Dans ces moments d’intense inte­rac­tion et de par­tage, la sagesse conseille d’éviter de se com­por­ter en jus­ti­cier, d’avoir une atti­tude de supé­rio­rité face aux valeurs des autres, mais de tou­jours reconnai­tre avec Prunell (2002) qu’aucune culture n’est meilleure qu’une autre, elles sont tout sim­ple­ment dif­fé­ren­tes, et somme toute, nous sommes tout aussi humains qu’eux.

Pour notre part, nous sommes par­ti­cu­liè­re­ment heu­reu­ses d’avoir par­tagé l’expé­rience de cette dame, Ingénieur en infor­ma­ti­que qui nous deman­dait ins­tam­ment de la lais­ser souf­fler sur une bou­teille vide pour la déli­vrer de son pla­centa en réten­tion. Même si nous n’avons pas pu nous expli­quer la ratio­na­lité qui sous-ten­dait son geste, elle a pour sa part été réconfor­tée d’avoir reçu l’appro­ba­tion d’accom­plir cet acte dont elle était convain­cue de l’effet thé­ra­peu­ti­que, confirmé par sa déli­vrance.

Nous nous réjouis­sons d’avoir ren­contré sur notre par­cours de soi­gnante des dames qui n’ont pas hésité à nous avouer que la consom­ma­tion de miel faci­li­tait et accé­lé­rait leur tra­vail d’accou­che­ment. Cette fran­chise et cette sin­cé­rité nous com­man­daient la pru­dence dans la pres­crip­tion et la mani­pu­la­tion des ocy­to­ci­ques pour ne pas poten­tia­li­ser les effets uté­ro­to­ni­ques du miel et ris­quer une rup­ture uté­rine. Dans un tel contexte, le souci d’un pren­dre soin trans­cultu­rel est un atout pour éviter des consé­quen­ces des com­por­te­ments à risque des per­sonne soi­gnées qui pour­raient com­pro­met­tre la réus­site du soin.

V- Conclusion

Si l’inte­rac­tion et l’inter­ven­tion igno­rent, ou sont en conflit direct avec la culture des par­te­nai­res dans le soin, elles peu­vent plutôt créer ten­sion, résis­tance et frus­tra­tions pour qui­conque y est impli­qué ; résul­tat le pro­blème ayant conduit à la consul­ta­tion reste sans solu­tion.
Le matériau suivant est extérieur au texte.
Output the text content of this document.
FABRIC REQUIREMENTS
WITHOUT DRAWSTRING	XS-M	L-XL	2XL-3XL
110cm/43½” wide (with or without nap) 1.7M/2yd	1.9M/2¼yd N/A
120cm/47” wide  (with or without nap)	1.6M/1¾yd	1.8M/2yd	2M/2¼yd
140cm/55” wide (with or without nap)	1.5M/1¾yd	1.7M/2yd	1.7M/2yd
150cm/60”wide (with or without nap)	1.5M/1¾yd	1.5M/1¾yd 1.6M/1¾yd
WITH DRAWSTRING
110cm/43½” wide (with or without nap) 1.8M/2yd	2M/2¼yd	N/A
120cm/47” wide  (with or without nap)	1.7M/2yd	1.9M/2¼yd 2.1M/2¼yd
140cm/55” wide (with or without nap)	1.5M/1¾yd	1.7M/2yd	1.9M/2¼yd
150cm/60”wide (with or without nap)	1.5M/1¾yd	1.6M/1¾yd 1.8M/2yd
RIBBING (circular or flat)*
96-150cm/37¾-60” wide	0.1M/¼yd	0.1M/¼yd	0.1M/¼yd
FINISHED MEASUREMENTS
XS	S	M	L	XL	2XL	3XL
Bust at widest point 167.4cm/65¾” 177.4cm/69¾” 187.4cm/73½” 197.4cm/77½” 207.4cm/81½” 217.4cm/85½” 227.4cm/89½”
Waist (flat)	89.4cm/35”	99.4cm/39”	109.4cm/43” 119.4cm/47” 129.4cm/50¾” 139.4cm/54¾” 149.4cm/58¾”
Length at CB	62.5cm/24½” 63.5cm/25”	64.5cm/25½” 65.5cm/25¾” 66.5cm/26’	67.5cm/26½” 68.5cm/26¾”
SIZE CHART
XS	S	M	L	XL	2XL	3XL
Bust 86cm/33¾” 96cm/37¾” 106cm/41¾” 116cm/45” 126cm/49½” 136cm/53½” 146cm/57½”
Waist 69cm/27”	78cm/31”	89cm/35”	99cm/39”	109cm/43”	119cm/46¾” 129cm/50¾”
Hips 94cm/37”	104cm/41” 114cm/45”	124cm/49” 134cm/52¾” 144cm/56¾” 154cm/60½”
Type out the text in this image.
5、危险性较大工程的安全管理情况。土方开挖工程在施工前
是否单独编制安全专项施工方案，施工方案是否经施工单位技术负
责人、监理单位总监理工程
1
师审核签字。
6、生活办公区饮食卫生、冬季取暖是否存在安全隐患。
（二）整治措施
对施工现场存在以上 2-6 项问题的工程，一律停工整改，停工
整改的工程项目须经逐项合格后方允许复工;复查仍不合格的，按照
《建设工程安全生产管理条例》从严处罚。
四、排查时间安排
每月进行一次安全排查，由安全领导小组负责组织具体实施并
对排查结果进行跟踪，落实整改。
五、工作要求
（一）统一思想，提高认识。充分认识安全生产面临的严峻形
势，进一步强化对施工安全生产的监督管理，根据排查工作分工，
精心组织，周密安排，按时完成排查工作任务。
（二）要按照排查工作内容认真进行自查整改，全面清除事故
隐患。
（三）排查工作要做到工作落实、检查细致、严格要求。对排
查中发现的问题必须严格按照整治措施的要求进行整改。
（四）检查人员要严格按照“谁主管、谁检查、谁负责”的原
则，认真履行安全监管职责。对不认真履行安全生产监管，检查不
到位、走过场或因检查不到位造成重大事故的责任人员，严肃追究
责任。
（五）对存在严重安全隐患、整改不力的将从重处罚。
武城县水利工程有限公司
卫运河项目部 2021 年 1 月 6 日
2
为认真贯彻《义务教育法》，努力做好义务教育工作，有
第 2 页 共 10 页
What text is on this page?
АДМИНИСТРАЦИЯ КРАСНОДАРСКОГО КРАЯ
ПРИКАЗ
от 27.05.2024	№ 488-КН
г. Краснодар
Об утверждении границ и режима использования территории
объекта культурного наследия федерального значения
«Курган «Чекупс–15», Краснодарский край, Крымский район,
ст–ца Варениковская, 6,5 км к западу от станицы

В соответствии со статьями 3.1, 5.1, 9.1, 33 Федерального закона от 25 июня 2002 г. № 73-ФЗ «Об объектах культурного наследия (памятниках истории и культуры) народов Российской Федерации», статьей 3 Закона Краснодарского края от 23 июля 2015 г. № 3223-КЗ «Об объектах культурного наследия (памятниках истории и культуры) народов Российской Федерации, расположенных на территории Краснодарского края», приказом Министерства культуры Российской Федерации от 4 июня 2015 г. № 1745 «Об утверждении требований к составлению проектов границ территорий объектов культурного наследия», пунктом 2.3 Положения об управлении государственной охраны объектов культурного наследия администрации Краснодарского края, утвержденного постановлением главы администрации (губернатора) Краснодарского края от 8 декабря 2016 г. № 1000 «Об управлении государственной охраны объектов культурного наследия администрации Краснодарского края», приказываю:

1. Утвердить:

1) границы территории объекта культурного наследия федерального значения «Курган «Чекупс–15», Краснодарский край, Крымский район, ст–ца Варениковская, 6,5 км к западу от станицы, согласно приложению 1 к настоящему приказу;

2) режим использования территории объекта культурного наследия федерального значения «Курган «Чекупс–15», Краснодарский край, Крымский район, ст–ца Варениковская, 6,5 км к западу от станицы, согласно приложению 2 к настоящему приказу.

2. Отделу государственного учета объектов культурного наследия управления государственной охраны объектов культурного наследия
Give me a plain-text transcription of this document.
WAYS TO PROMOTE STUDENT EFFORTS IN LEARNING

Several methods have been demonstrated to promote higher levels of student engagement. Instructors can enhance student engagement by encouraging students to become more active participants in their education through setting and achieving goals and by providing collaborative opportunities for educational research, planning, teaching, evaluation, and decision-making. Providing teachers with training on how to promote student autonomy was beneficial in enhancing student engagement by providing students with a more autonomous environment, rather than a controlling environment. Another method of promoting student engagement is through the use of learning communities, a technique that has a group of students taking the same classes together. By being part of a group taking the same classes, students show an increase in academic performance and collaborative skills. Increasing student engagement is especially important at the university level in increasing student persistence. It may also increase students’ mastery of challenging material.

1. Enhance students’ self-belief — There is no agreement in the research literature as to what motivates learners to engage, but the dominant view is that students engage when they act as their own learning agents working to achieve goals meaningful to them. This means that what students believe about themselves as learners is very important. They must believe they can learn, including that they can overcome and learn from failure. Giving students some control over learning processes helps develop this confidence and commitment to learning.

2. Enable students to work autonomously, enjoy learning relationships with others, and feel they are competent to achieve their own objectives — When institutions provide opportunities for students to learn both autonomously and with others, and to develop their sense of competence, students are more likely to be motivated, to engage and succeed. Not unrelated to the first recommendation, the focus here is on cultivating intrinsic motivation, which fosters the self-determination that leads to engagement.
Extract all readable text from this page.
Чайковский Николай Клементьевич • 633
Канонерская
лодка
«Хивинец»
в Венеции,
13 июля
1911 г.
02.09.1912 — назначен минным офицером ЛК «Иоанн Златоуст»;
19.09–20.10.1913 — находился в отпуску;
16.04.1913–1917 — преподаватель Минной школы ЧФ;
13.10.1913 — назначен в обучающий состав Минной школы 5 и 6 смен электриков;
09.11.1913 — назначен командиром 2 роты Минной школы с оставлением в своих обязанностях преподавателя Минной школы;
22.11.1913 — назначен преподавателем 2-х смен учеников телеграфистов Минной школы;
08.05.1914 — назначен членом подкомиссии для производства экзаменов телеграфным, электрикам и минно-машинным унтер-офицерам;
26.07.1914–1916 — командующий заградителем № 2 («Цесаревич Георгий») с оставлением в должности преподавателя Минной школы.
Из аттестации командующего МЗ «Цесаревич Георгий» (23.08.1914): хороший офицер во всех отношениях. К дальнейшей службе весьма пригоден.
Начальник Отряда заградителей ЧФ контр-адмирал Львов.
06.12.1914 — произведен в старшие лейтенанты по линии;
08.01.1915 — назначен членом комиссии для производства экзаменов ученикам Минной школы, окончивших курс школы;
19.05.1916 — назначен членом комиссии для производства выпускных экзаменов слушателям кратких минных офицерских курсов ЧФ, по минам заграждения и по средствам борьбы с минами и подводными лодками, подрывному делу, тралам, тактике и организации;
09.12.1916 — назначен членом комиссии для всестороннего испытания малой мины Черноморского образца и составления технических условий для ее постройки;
Aucun soin ne pourra être reconnu holis­ti­que si le para­digme « per­sonne » n’était abordé dans son entière, c’est-à-dire, dans toutes ses dimen­sions. Un soin qui n’est pas holis­ti­que n’est pas soin. En d’autres termes, et rela­ti­ve­ment au contexte de notre tra­vail, un soin qui n’intè­gre
pas la dimen­sion cultu­relle de l’être n’est pas soi. Et par tran­si­ti­vité, une infir­mière qui n’est pas trans­cultu­relle n’est pas encore pro­fes­sion­nelle.